The table is append-only; the application never updates or deletes rows. Read access is tenant-scoped.
Phoenix tracing
Phoenix (Arize) ingests every LLM prompt and response for debugging and observability. Because that data is sensitive, the Phoenix container is on the internal Docker network only — it has no public Caddy route. Operator access is via SSH tunnel:
ssh -L 6006:phoenix:6006 alberto@<host>
# then open http://localhost:6006CORS
The API uses CORSMiddleware with explicit origins. The production
compose file passes https://${DOMAIN} as the default; multiple
origins can be supplied as a comma-separated list via
OREMEDY_CORS_ORIGINS. * is rejected when OREMEDY_ENV=production
because wildcard origins paired with credentialed cookies form a
known XSS amplifier.
Threat model recap
What is mitigated:
- Tenant admin compromise injecting cross-tenant playbook paths.

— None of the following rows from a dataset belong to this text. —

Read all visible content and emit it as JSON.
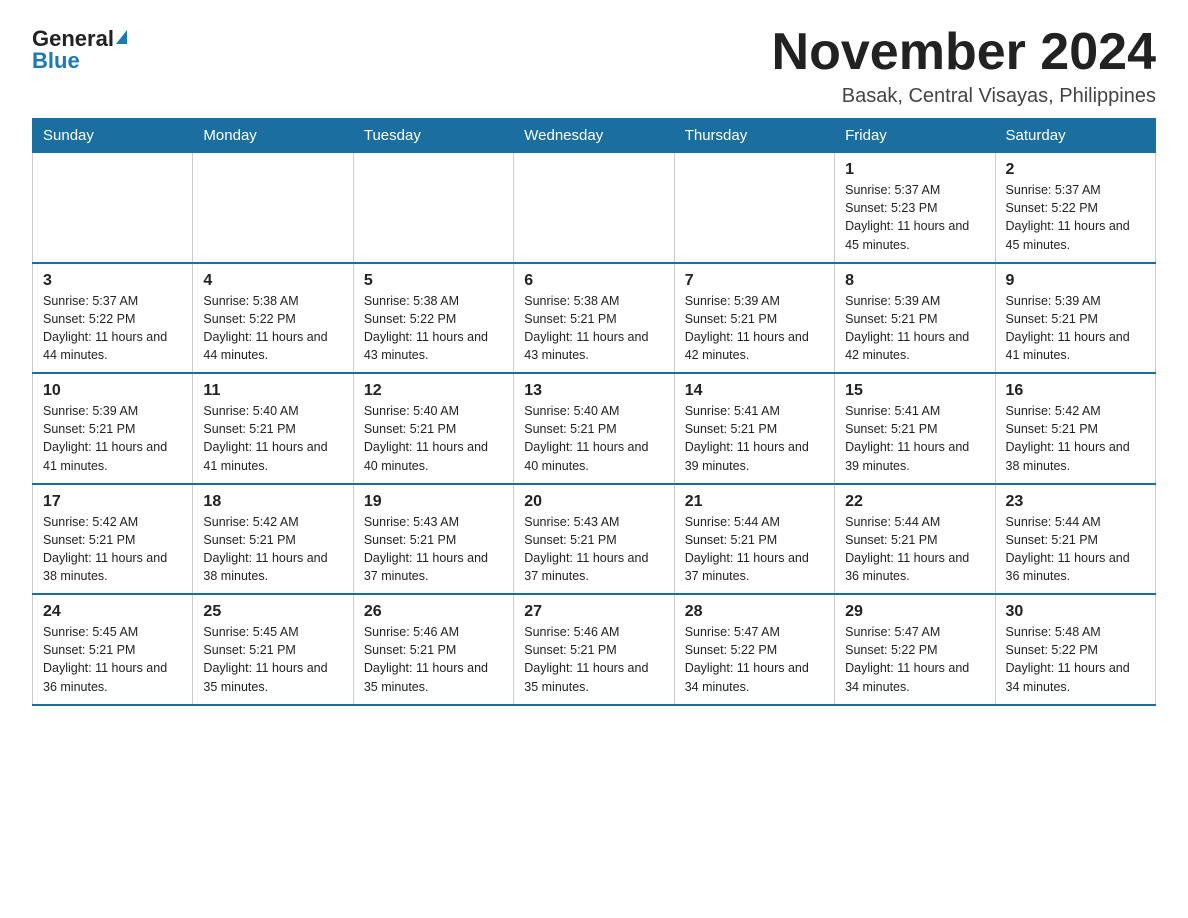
{
  "logo": {
    "general": "General",
    "blue": "Blue"
  },
  "header": {
    "month": "November 2024",
    "location": "Basak, Central Visayas, Philippines"
  },
  "weekdays": [
    "Sunday",
    "Monday",
    "Tuesday",
    "Wednesday",
    "Thursday",
    "Friday",
    "Saturday"
  ],
  "weeks": [
    [
      {
        "day": "",
        "info": ""
      },
      {
        "day": "",
        "info": ""
      },
      {
        "day": "",
        "info": ""
      },
      {
        "day": "",
        "info": ""
      },
      {
        "day": "",
        "info": ""
      },
      {
        "day": "1",
        "info": "Sunrise: 5:37 AM\nSunset: 5:23 PM\nDaylight: 11 hours and 45 minutes."
      },
      {
        "day": "2",
        "info": "Sunrise: 5:37 AM\nSunset: 5:22 PM\nDaylight: 11 hours and 45 minutes."
      }
    ],
    [
      {
        "day": "3",
        "info": "Sunrise: 5:37 AM\nSunset: 5:22 PM\nDaylight: 11 hours and 44 minutes."
      },
      {
        "day": "4",
        "info": "Sunrise: 5:38 AM\nSunset: 5:22 PM\nDaylight: 11 hours and 44 minutes."
      },
      {
        "day": "5",
        "info": "Sunrise: 5:38 AM\nSunset: 5:22 PM\nDaylight: 11 hours and 43 minutes."
      },
      {
        "day": "6",
        "info": "Sunrise: 5:38 AM\nSunset: 5:21 PM\nDaylight: 11 hours and 43 minutes."
      },
      {
        "day": "7",
        "info": "Sunrise: 5:39 AM\nSunset: 5:21 PM\nDaylight: 11 hours and 42 minutes."
      },
      {
        "day": "8",
        "info": "Sunrise: 5:39 AM\nSunset: 5:21 PM\nDaylight: 11 hours and 42 minutes."
      },
      {
        "day": "9",
        "info": "Sunrise: 5:39 AM\nSunset: 5:21 PM\nDaylight: 11 hours and 41 minutes."
      }
    ],
    [
      {
        "day": "10",
        "info": "Sunrise: 5:39 AM\nSunset: 5:21 PM\nDaylight: 11 hours and 41 minutes."
      },
      {
        "day": "11",
        "info": "Sunrise: 5:40 AM\nSunset: 5:21 PM\nDaylight: 11 hours and 41 minutes."
      },
      {
        "day": "12",
        "info": "Sunrise: 5:40 AM\nSunset: 5:21 PM\nDaylight: 11 hours and 40 minutes."
      },
      {
        "day": "13",
        "info": "Sunrise: 5:40 AM\nSunset: 5:21 PM\nDaylight: 11 hours and 40 minutes."
      },
      {
        "day": "14",
        "info": "Sunrise: 5:41 AM\nSunset: 5:21 PM\nDaylight: 11 hours and 39 minutes."
      },
      {
        "day": "15",
        "info": "Sunrise: 5:41 AM\nSunset: 5:21 PM\nDaylight: 11 hours and 39 minutes."
      },
      {
        "day": "16",
        "info": "Sunrise: 5:42 AM\nSunset: 5:21 PM\nDaylight: 11 hours and 38 minutes."
      }
    ],
    [
      {
        "day": "17",
        "info": "Sunrise: 5:42 AM\nSunset: 5:21 PM\nDaylight: 11 hours and 38 minutes."
      },
      {
        "day": "18",
        "info": "Sunrise: 5:42 AM\nSunset: 5:21 PM\nDaylight: 11 hours and 38 minutes."
      },
      {
        "day": "19",
        "info": "Sunrise: 5:43 AM\nSunset: 5:21 PM\nDaylight: 11 hours and 37 minutes."
      },
      {
        "day": "20",
        "info": "Sunrise: 5:43 AM\nSunset: 5:21 PM\nDaylight: 11 hours and 37 minutes."
      },
      {
        "day": "21",
        "info": "Sunrise: 5:44 AM\nSunset: 5:21 PM\nDaylight: 11 hours and 37 minutes."
      },
      {
        "day": "22",
        "info": "Sunrise: 5:44 AM\nSunset: 5:21 PM\nDaylight: 11 hours and 36 minutes."
      },
      {
        "day": "23",
        "info": "Sunrise: 5:44 AM\nSunset: 5:21 PM\nDaylight: 11 hours and 36 minutes."
      }
    ],
    [
      {
        "day": "24",
        "info": "Sunrise: 5:45 AM\nSunset: 5:21 PM\nDaylight: 11 hours and 36 minutes."
      },
      {
        "day": "25",
        "info": "Sunrise: 5:45 AM\nSunset: 5:21 PM\nDaylight: 11 hours and 35 minutes."
      },
      {
        "day": "26",
        "info": "Sunrise: 5:46 AM\nSunset: 5:21 PM\nDaylight: 11 hours and 35 minutes."
      },
      {
        "day": "27",
        "info": "Sunrise: 5:46 AM\nSunset: 5:21 PM\nDaylight: 11 hours and 35 minutes."
      },
      {
        "day": "28",
        "info": "Sunrise: 5:47 AM\nSunset: 5:22 PM\nDaylight: 11 hours and 34 minutes."
      },
      {
        "day": "29",
        "info": "Sunrise: 5:47 AM\nSunset: 5:22 PM\nDaylight: 11 hours and 34 minutes."
      },
      {
        "day": "30",
        "info": "Sunrise: 5:48 AM\nSunset: 5:22 PM\nDaylight: 11 hours and 34 minutes."
      }
    ]
  ]
}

- DB tampering injecting daemon shell commands.
- LLM prompt injection escalating to RCE on the API container or managed servers.
- XSS exfiltrating session tokens.
- Cross-tenant leakage on real-time channels.
- Credential stuffing on
/auth/login. - Webhook spam and unauthenticated alert injection.
- SSRF from custom HTTP tools to internal services.
- TLS bypass on remote LLM providers.
What is not mitigated by this layer (out of scope, requires the infrastructure underneath):
- Compromise of the host running the API process.
- Compromise of the deployed
OREMEDY_SECRET_KEYorOREMEDY_ENCRYPTION_KEY. - Compromise of the underlying PostgreSQL / Redis / SeaweedFS.
- Network-level attacks against Caddy.
These are deployment-layer concerns and require the same standard hardening as any other production service (private networking, disk-level encryption, OS hardening, runtime EDR, etc.).